In FFTW3, at its simplest, using a grayscale image, this involves placing the unsigned bytes into a "fftw_complex" array, which is simply a struct of two floats, one holding the real value and the other the imaginary (and where the imaginary is initialized to zero for each pixel).
2) Takes this data structure and performs an FFT on it.
3) Prints out the magnitude and phase.
4) Performs an IFFT on it.
5) Recreates the original image from the data resulting from the IFFT.
Although this is a very basic example, I am having trouble using the documentation from Apple's site.
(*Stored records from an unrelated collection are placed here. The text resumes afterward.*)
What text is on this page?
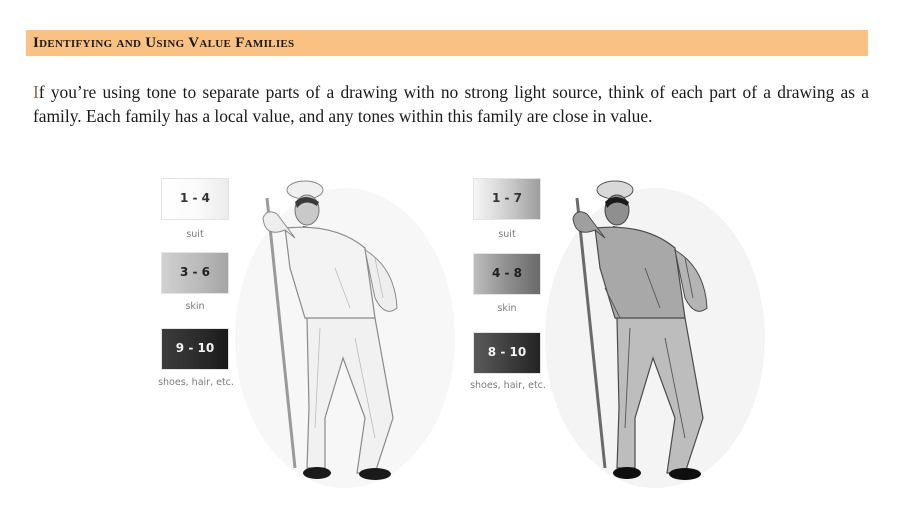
Identifying and Using Value Families
If you’re using tone to separate parts of a drawing with no strong light source, think of each part of a drawing as a family. Each family has a local value, and any tones within this family are close in value.
1 - 4
suit
3 - 6
skin
9 - 10
shoes, hair, etc.
1 - 7
suit
4 - 8
skin
8 - 10
shoes, hair, etc.
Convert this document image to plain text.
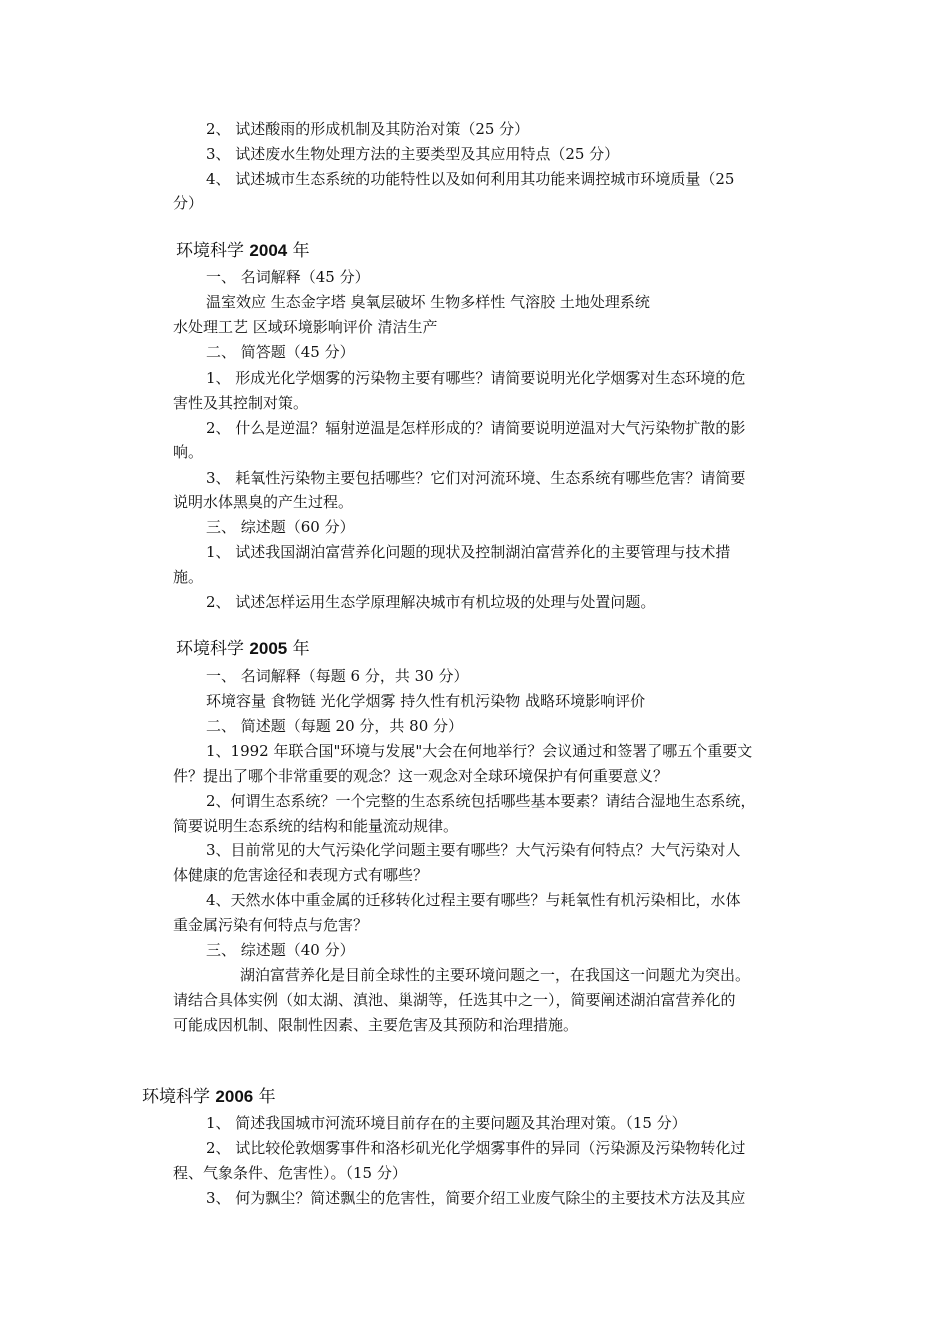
2、 试述酸雨的形成机制及其防治对策（25 分）
3、 试述废水生物处理方法的主要类型及其应用特点（25 分）
4、 试述城市生态系统的功能特性以及如何利用其功能来调控城市环境质量（25
分）
环境科学 2004 年
一、 名词解释（45 分）
温室效应 生态金字塔 臭氧层破坏 生物多样性 气溶胶 土地处理系统
水处理工艺 区域环境影响评价 清洁生产
二、 简答题（45 分）
1、 形成光化学烟雾的污染物主要有哪些？请简要说明光化学烟雾对生态环境的危
害性及其控制对策。
2、 什么是逆温？辐射逆温是怎样形成的？请简要说明逆温对大气污染物扩散的影
响。
3、 耗氧性污染物主要包括哪些？它们对河流环境、生态系统有哪些危害？请简要
说明水体黑臭的产生过程。
三、 综述题（60 分）
1、 试述我国湖泊富营养化问题的现状及控制湖泊富营养化的主要管理与技术措
施。
2、 试述怎样运用生态学原理解决城市有机垃圾的处理与处置问题。
环境科学 2005 年
一、 名词解释（每题 6 分，共 30 分）
环境容量 食物链 光化学烟雾 持久性有机污染物 战略环境影响评价
二、 简述题（每题 20 分，共 80 分）
1、1992 年联合国"环境与发展"大会在何地举行？会议通过和签署了哪五个重要文
件？提出了哪个非常重要的观念？这一观念对全球环境保护有何重要意义？
2、何谓生态系统？一个完整的生态系统包括哪些基本要素？请结合湿地生态系统，
简要说明生态系统的结构和能量流动规律。
3、目前常见的大气污染化学问题主要有哪些？大气污染有何特点？大气污染对人
体健康的危害途径和表现方式有哪些？
4、天然水体中重金属的迁移转化过程主要有哪些？与耗氧性有机污染相比，水体
重金属污染有何特点与危害？
三、 综述题（40 分）
湖泊富营养化是目前全球性的主要环境问题之一，在我国这一问题尤为突出。
请结合具体实例（如太湖、滇池、巢湖等，任选其中之一），简要阐述湖泊富营养化的
可能成因机制、限制性因素、主要危害及其预防和治理措施。
环境科学 2006 年
1、 简述我国城市河流环境目前存在的主要问题及其治理对策。（15 分）
2、 试比较伦敦烟雾事件和洛杉矶光化学烟雾事件的异同（污染源及污染物转化过
程、气象条件、危害性）。（15 分）
3、 何为飘尘？简述飘尘的危害性，简要介绍工业废气除尘的主要技术方法及其应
The SO answer by Pi here is very helpful, but I am still somewhat confused about how to use Accelerate to do this basic functionality using a grayscale (or color) 2D image.
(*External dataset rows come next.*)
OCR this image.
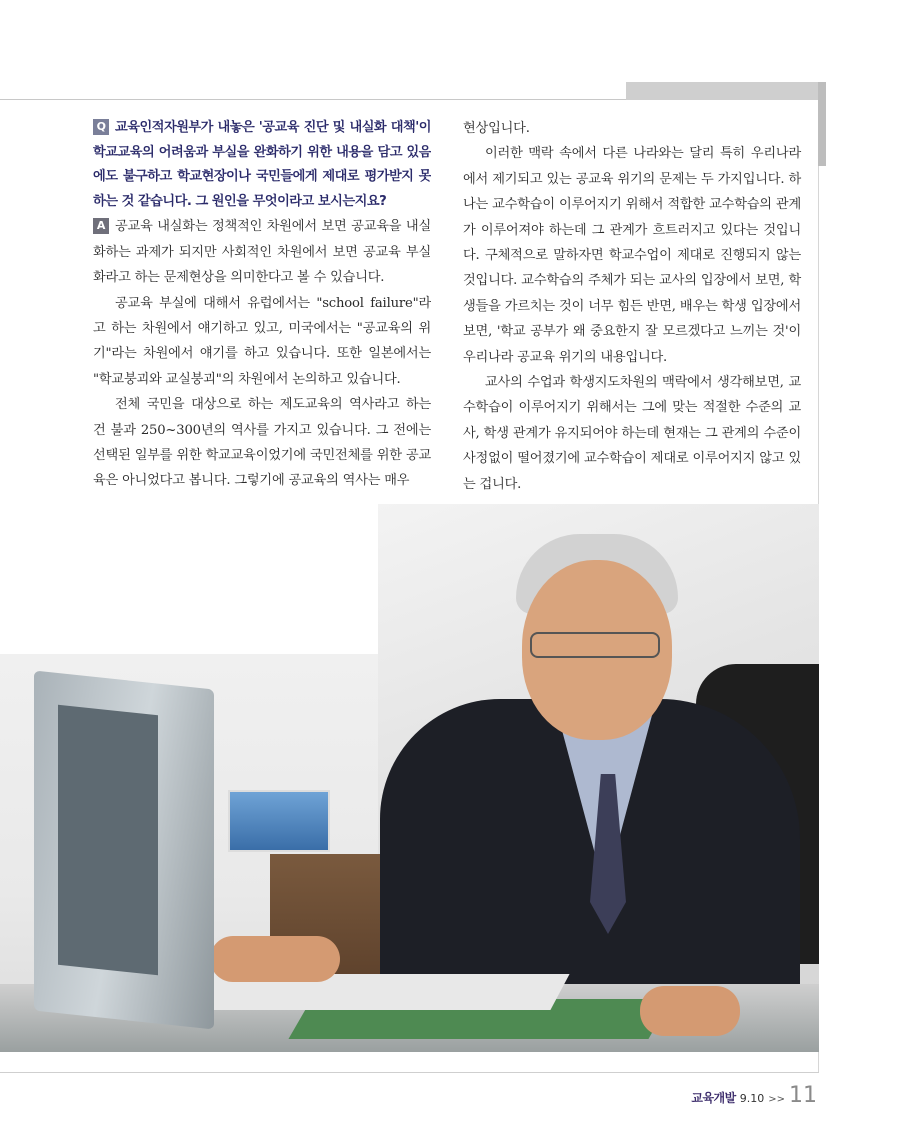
Q 교육인적자원부가 내놓은 '공교육 진단 및 내실화 대책'이 학교교육의 어려움과 부실을 완화하기 위한 내용을 담고 있음에도 불구하고 학교현장이나 국민들에게 제대로 평가받지 못하는 것 같습니다. 그 원인을 무엇이라고 보시는지요?

A 공교육 내실화는 정책적인 차원에서 보면 공교육을 내실화하는 과제가 되지만 사회적인 차원에서 보면 공교육 부실화라고 하는 문제현상을 의미한다고 볼 수 있습니다.

공교육 부실에 대해서 유럽에서는 "school failure"라고 하는 차원에서 얘기하고 있고, 미국에서는 "공교육의 위기"라는 차원에서 얘기를 하고 있습니다. 또한 일본에서는 "학교붕괴와 교실붕괴"의 차원에서 논의하고 있습니다.

전체 국민을 대상으로 하는 제도교육의 역사라고 하는 건 불과 250~300년의 역사를 가지고 있습니다. 그 전에는 선택된 일부를 위한 학교교육이었기에 국민전체를 위한 공교육은 아니었다고 봅니다. 그렇기에 공교육의 역사는 매우

현상입니다.

이러한 맥락 속에서 다른 나라와는 달리 특히 우리나라에서 제기되고 있는 공교육 위기의 문제는 두 가지입니다. 하나는 교수학습이 이루어지기 위해서 적합한 교수학습의 관계가 이루어져야 하는데 그 관계가 흐트러지고 있다는 것입니다. 구체적으로 말하자면 학교수업이 제대로 진행되지 않는 것입니다. 교수학습의 주체가 되는 교사의 입장에서 보면, 학생들을 가르치는 것이 너무 힘든 반면, 배우는 학생 입장에서 보면, '학교 공부가 왜 중요한지 잘 모르겠다고 느끼는 것'이 우리나라 공교육 위기의 내용입니다.

교사의 수업과 학생지도차원의 맥락에서 생각해보면, 교수학습이 이루어지기 위해서는 그에 맞는 적절한 수준의 교사, 학생 관계가 유지되어야 하는데 현재는 그 관계의 수준이 사정없이 떨어졌기에 교수학습이 제대로 이루어지지 않고 있는 겁니다.

교육개발 9.10 >> 11
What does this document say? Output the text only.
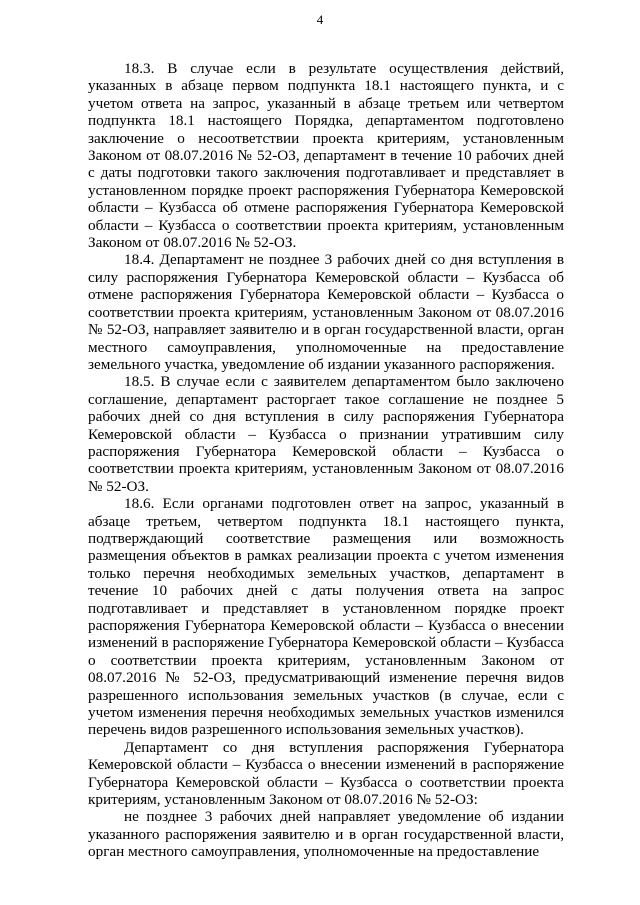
4

18.3. В случае если в результате осуществления действий, указанных в абзаце первом подпункта 18.1 настоящего пункта, и с учетом ответа на запрос, указанный в абзаце третьем или четвертом подпункта 18.1 настоящего Порядка, департаментом подготовлено заключение о несоответствии проекта критериям, установленным Законом от 08.07.2016 № 52-ОЗ, департамент в течение 10 рабочих дней с даты подготовки такого заключения подготавливает и представляет в установленном порядке проект распоряжения Губернатора Кемеровской области – Кузбасса об отмене распоряжения Губернатора Кемеровской области – Кузбасса о соответствии проекта критериям, установленным Законом от 08.07.2016 № 52-ОЗ.

18.4. Департамент не позднее 3 рабочих дней со дня вступления в силу распоряжения Губернатора Кемеровской области – Кузбасса об отмене распоряжения Губернатора Кемеровской области – Кузбасса о соответствии проекта критериям, установленным Законом от 08.07.2016 № 52-ОЗ, направляет заявителю и в орган государственной власти, орган местного самоуправления, уполномоченные на предоставление земельного участка, уведомление об издании указанного распоряжения.

18.5. В случае если с заявителем департаментом было заключено соглашение, департамент расторгает такое соглашение не позднее 5 рабочих дней со дня вступления в силу распоряжения Губернатора Кемеровской области – Кузбасса о признании утратившим силу распоряжения Губернатора Кемеровской области – Кузбасса о соответствии проекта критериям, установленным Законом от 08.07.2016 № 52-ОЗ.

18.6. Если органами подготовлен ответ на запрос, указанный в абзаце третьем, четвертом подпункта 18.1 настоящего пункта, подтверждающий соответствие размещения или возможность размещения объектов в рамках реализации проекта с учетом изменения только перечня необходимых земельных участков, департамент в течение 10 рабочих дней с даты получения ответа на запрос подготавливает и представляет в установленном порядке проект распоряжения Губернатора Кемеровской области – Кузбасса о внесении изменений в распоряжение Губернатора Кемеровской области – Кузбасса о соответствии проекта критериям, установленным Законом от 08.07.2016 № 52-ОЗ, предусматривающий изменение перечня видов разрешенного использования земельных участков (в случае, если с учетом изменения перечня необходимых земельных участков изменился перечень видов разрешенного использования земельных участков).

Департамент со дня вступления распоряжения Губернатора Кемеровской области – Кузбасса о внесении изменений в распоряжение Губернатора Кемеровской области – Кузбасса о соответствии проекта критериям, установленным Законом от 08.07.2016 № 52-ОЗ:

не позднее 3 рабочих дней направляет уведомление об издании указанного распоряжения заявителю и в орган государственной власти, орган местного самоуправления, уполномоченные на предоставление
Anyhow, any pointers or especially some simple working code that processes a 2D image would be extremely helpful!
\\\ EDIT \\\
Okay, after taking some time to dive into the documentation and some very helpful code on SO as well as on pkmital's github repo, I've got some working code that I thought I'd post since 1) it took me a while to figure it out and 2) since I have a couple of remaining questions...
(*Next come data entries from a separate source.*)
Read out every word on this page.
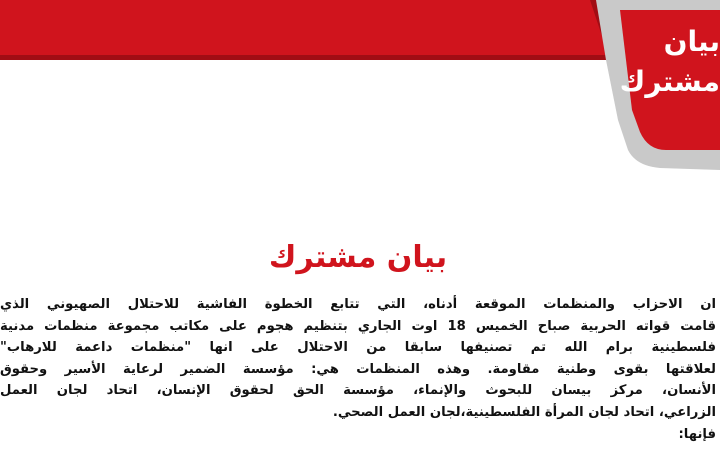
بيان
مشترك
بيان مشترك
ان الاحزاب والمنظمات الموقعة أدناه، التي تتابع الخطوة الفاشية للاحتلال الصهيوني الذي
قامت قواته الحربية صباح الخميس 18 اوت الجاري بتنظيم هجوم على مكاتب مجموعة منظمات مدنية
فلسطينية برام الله تم تصنيفها سابقا من الاحتلال على انها "منظمات داعمة للارهاب"
لعلاقتها بقوى وطنية مقاومة. وهذه المنظمات هي: مؤسسة الضمير لرعاية الأسير وحقوق
الأنسان، مركز بيسان للبحوث والإنماء، مؤسسة الحق لحقوق الإنسان، اتحاد لجان العمل
الزراعي، اتحاد لجان المرأة الفلسطينية،لجان العمل الصحي.
فإنها:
Initialize FFT "plan". Assuming a square power-of-two image:
#include <Accelerate/Accelerate.h>
...
UInt32 N = log2(length*length);
UInt32 log2nr = N / 2;
UInt32 log2nc = N / 2;
UInt32 numElements = 1 << ( log2nr + log2nc );
float SCALE = 1.0/numElements;
SInt32 rowStride = 1;
SInt32 columnStride = 0;
FFTSetup setup = create_fftsetup(MAX(log2nr, log2nc), FFT_RADIX2);
Pass in a byte array for a square power-of-two grayscale image and turn it into a COMPLEX_SPLIT:
COMPLEX_SPLIT in_fft;
in_fft.realp = ( float* ) malloc ( numElements * sizeof ( float ) );
in_fft.imagp = ( float* ) malloc ( numElements * sizeof ( float ) );
for ( UInt32 i = 0; i < numElements; i++ ) {
if (i < t->width * t->height) {
in_fft.realp[i] = t->data[i] / 255.0;
in_fft.imagp[i] = 0.0;
}
}
Run the FFT on the transformed image data, then grab the magnitude and phase:
COMPLEX_SPLIT out_fft;
out_fft.realp = ( float* ) malloc ( numElements * sizeof ( float ) );
out_fft.imagp = ( float* ) malloc ( numElements * sizeof ( float ) );
fft2d_zop ( setup, &in_fft, rowStride, columnStride, &out_fft, rowStride, columnStride, log2nc, log2nr, FFT_FORWARD );
magnitude = (float *) malloc(numElements * sizeof(float));
phase = (float *) malloc(numElements * sizeof(float));
for (int i = 0; i < numElements; i++) {
magnitude[i] = sqrt(out_fft.realp[i] * out_fft.realp[i] + out_fft.imagp[i] * out_fft.imagp[i]) ;
phase[i] = atan2(out_fft.imagp[i],out_fft.realp[i]);
}
Now you can run an IFFT on the out_fft data to get the original image...
COMPLEX_SPLIT out_ifft;
out_ifft.realp = ( float* ) malloc ( numElements * sizeof ( float ) );
out_ifft.imagp = ( float* ) malloc ( numElements * sizeof ( float ) );
fft2d_zop (setup, &out_fft, rowStride, columnStride, &out_ifft, rowStride, columnStride, log2nc, log2nr, FFT_INVERSE);
vsmul( out_ifft.realp, 1, SCALE, out_ifft.realp, 1, numElements );
vsmul( out_ifft.imagp, 1, SCALE, out_ifft.imagp, 1, numElements );
Or you can run an IFFT on the magnitude to get an autocorrelation...
COMPLEX_SPLIT in_ifft;
in_ifft.realp = ( float* ) malloc ( numElements * sizeof ( float ) );
in_ifft.imagp = ( float* ) malloc ( numElements * sizeof ( float ) );
for (int i = 0; i < numElements; i++) {
in_ifft.realp[i] = (magnitude[i]);
in_ifft.imagp[i] = 0.0;
}
fft2d_zop ( setup, &in_fft, rowStride, columnStride, &out_ifft, rowStride, columnStride, log2nc, log2nr, FFT_INVERSE );
vsmul( out_ifft.realp, 1, SCALE, out_ifft.realp, 1, numElements );
vsmul( out_ifft.imagp, 1, SCALE, out_ifft.imagp, 1, numElements );
Finally, you can put the ifft results back into an image array:
for ( UInt32 i = 0; i < numElements; i++ ) {
t->data[i] = (int) (out_ifft.realp[i] * 255.0);
}
I haven't figured out how to use the Accelerate framework to handle non-power-of-two images. If I allocate enough memory in the setup, then I can do an FFT, followed by an IFFT to get my original image. But if try to do an autocorrelation (with the magnitude of the FFT), then my image gets wonky results. I'm not sure of the best way to pad the image appropriately, so hopefully someone has an idea of how to do this. (Or share a working version of the vDSP_conv method!)